Many of the poorest countries in Africa or Asia readily accessed Chinese money at the height of the global liquidity bubble between 2010 and 2020, using it to finance infrastructure and prestige projects that are increasingly turning into investment ruins during the current crisis surge. For these countries, secrecy is now a serious problem because, in the event of default, the affected country’s international creditors will have to agree on who will defer loans or waive repayments, and to what extent. However, Western lenders and institutions such as the IMF or the World Bank are currently refusing emergency programs in many cases because the modalities of China’s loan programs are unclear and they cannot reach an agreement with China. Some poor countries are therefore in a “state of limbo,” writes AP, because China is unwilling to accept losses, while the IMF refuses to grant low-interest loans if they are only used to pay off Chinese debts.

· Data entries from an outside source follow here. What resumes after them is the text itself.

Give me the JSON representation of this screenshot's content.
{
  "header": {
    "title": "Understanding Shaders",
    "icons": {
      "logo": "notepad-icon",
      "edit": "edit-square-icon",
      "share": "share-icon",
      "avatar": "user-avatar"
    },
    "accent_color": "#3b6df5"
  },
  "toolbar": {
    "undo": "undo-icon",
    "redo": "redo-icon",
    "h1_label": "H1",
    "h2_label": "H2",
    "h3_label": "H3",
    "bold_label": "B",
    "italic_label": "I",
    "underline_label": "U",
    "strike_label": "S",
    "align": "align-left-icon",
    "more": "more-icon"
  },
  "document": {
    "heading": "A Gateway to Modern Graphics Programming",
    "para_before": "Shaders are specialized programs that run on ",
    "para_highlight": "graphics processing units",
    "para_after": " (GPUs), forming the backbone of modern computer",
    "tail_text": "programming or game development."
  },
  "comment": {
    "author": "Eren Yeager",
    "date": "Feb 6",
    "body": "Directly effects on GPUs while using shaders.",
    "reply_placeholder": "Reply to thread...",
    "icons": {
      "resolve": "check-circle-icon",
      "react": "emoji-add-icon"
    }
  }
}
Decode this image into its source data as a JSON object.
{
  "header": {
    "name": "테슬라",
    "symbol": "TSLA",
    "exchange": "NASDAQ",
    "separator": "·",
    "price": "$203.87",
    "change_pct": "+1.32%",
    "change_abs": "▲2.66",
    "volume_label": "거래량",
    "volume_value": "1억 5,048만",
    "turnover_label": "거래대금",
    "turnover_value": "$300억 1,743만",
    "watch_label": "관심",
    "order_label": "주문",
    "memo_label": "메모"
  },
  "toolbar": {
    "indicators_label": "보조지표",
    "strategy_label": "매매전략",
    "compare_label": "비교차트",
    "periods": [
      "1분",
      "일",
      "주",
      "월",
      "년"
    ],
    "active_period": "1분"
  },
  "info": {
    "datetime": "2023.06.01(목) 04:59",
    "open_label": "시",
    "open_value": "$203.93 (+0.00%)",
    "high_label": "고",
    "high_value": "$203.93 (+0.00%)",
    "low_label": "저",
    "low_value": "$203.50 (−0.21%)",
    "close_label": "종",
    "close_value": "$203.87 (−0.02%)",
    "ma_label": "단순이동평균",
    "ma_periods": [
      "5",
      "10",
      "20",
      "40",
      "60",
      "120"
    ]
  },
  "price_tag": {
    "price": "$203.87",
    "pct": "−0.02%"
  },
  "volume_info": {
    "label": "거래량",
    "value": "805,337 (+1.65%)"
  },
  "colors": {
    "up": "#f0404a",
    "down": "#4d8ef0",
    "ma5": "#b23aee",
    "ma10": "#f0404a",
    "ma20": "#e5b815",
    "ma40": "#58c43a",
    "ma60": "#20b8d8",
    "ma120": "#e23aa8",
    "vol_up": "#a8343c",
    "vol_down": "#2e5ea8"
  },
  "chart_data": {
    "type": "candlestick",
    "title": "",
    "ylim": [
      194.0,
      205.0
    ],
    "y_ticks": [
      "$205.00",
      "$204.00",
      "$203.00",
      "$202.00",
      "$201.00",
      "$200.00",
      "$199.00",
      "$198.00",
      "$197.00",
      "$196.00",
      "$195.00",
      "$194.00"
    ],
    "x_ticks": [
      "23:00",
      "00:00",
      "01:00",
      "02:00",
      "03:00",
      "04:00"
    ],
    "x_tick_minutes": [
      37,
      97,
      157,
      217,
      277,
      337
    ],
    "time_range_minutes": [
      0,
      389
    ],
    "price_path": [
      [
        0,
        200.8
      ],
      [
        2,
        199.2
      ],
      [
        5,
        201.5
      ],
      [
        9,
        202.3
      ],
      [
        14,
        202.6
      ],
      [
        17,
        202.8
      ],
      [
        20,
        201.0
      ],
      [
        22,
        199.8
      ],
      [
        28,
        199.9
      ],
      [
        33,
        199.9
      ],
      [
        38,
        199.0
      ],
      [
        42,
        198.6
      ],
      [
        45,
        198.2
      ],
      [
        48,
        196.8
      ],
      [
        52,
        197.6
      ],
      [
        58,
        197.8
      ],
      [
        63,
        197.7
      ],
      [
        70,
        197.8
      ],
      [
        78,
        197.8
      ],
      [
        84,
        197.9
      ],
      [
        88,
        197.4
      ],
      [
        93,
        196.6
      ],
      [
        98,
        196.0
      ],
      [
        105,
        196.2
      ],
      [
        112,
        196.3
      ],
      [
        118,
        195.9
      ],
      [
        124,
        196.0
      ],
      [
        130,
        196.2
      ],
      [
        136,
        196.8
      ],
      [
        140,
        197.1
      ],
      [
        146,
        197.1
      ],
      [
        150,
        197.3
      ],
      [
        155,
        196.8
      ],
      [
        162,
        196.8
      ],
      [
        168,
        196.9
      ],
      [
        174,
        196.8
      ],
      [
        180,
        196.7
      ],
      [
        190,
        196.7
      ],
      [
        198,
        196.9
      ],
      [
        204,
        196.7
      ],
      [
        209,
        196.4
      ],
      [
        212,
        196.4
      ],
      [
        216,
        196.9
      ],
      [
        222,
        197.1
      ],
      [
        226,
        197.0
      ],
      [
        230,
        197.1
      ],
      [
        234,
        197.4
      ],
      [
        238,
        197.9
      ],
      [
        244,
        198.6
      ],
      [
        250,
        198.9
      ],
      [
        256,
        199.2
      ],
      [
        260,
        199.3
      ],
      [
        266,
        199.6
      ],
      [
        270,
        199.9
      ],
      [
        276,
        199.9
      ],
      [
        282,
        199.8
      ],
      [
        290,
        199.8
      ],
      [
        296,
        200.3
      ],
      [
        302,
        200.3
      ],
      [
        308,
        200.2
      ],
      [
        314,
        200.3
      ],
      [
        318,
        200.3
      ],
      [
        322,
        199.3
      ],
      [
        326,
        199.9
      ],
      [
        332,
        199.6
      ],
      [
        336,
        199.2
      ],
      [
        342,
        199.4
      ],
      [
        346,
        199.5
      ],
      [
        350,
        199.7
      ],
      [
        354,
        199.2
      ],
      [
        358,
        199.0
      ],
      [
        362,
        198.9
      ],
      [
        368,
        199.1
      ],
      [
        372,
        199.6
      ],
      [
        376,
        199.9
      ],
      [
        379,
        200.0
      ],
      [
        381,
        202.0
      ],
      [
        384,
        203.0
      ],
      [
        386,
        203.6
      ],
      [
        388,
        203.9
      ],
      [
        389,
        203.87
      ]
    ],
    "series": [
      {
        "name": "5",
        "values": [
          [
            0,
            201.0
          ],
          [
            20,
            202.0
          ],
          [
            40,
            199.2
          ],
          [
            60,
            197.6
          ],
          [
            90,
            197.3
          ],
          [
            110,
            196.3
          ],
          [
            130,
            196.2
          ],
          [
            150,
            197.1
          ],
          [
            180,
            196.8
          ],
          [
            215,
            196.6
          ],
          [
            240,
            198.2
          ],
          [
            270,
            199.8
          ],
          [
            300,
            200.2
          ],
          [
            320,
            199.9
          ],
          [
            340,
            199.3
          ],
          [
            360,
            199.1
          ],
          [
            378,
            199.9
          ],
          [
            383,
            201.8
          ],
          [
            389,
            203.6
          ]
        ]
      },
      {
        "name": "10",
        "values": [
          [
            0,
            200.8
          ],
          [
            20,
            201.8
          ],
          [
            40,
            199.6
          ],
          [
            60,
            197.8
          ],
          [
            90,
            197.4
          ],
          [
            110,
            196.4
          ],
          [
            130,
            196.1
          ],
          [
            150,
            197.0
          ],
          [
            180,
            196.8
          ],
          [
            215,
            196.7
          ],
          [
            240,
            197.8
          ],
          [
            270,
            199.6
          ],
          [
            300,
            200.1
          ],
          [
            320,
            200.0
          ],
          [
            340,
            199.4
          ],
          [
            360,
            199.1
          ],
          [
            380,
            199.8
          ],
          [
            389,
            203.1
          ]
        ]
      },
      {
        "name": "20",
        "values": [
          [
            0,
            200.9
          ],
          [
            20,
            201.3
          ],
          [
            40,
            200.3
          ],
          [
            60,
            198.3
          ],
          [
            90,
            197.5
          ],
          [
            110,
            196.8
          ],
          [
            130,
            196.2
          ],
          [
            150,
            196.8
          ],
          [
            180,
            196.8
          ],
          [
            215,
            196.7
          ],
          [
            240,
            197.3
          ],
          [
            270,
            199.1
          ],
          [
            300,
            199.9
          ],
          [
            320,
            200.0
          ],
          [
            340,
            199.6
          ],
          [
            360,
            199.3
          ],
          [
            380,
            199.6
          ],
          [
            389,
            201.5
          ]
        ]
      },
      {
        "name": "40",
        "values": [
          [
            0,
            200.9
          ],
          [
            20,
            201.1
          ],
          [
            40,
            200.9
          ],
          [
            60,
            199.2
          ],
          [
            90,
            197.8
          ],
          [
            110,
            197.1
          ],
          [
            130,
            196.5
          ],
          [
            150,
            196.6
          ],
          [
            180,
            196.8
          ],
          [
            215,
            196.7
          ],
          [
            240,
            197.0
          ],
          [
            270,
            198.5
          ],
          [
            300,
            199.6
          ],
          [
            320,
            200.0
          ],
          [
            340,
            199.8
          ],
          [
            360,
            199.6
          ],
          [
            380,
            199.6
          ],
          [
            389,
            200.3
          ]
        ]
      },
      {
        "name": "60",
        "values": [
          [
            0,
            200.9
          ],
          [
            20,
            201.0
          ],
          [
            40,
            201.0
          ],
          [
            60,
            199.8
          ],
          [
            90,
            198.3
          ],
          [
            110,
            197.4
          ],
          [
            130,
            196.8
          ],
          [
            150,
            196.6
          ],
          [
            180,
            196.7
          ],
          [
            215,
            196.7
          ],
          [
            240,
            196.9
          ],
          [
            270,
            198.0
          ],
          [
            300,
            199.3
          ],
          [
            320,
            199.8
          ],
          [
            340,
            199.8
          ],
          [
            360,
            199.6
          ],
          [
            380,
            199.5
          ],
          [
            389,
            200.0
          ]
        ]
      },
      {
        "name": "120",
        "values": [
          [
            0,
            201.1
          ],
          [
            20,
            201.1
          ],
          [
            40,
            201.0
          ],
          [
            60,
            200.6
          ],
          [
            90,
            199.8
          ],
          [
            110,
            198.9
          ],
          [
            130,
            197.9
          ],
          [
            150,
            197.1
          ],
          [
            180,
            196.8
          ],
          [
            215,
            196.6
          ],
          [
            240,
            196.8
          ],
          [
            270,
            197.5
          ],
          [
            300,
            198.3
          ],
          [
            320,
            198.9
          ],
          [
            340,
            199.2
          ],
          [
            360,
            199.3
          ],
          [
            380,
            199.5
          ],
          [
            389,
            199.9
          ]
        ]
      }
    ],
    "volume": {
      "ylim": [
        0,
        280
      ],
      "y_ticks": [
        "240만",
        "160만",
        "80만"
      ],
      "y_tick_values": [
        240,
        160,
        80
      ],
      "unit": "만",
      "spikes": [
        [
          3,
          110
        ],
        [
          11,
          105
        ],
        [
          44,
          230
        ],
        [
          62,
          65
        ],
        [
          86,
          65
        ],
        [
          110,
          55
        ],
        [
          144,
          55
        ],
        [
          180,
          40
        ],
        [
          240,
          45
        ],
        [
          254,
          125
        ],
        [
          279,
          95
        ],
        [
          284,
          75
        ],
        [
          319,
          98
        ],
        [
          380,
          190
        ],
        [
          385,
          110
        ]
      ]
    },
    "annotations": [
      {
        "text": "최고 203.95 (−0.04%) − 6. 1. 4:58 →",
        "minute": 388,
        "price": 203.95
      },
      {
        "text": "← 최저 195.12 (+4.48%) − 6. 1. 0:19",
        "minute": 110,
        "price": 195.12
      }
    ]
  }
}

The lenders’ negotiations are further complicated by the intensifying global political competition between Western countries and China. The increasing fragmentation of the global economy makes it “more difficult to resolve sovereign debt crises, especially when there are geopolitical divisions among major sovereign lenders,” IMF Managing Director Kristalina Georgieva warned in January.
Western countries, meanwhile, are hoping to use China’s foreign debt crisis to roll back the influence China has built up through its lending in many regions of the world. EU Commission President Ursula von der Leyen said in May that there was now an “opportune moment” for the G7 countries and their partners after “many countries in the Global South have had bad experiences with China” and found themselves in “debt crises,” while Russia had only “mercenaries and weapons” to offer. If the West acted quickly, she said, it could form mutually beneficial partnerships with these countries. Companies and banks could be involved in developing “comprehensive packages” that would also shift parts of production chains to developing countries. She said the EU wants to promote “not only the extraction of raw materials, but also their local processing and refinement.” Von der Leyen is thus speculating with a bad memory of her potential “partners” in the Global South, who have already had painful experiences with Western credit programs since the 1970s.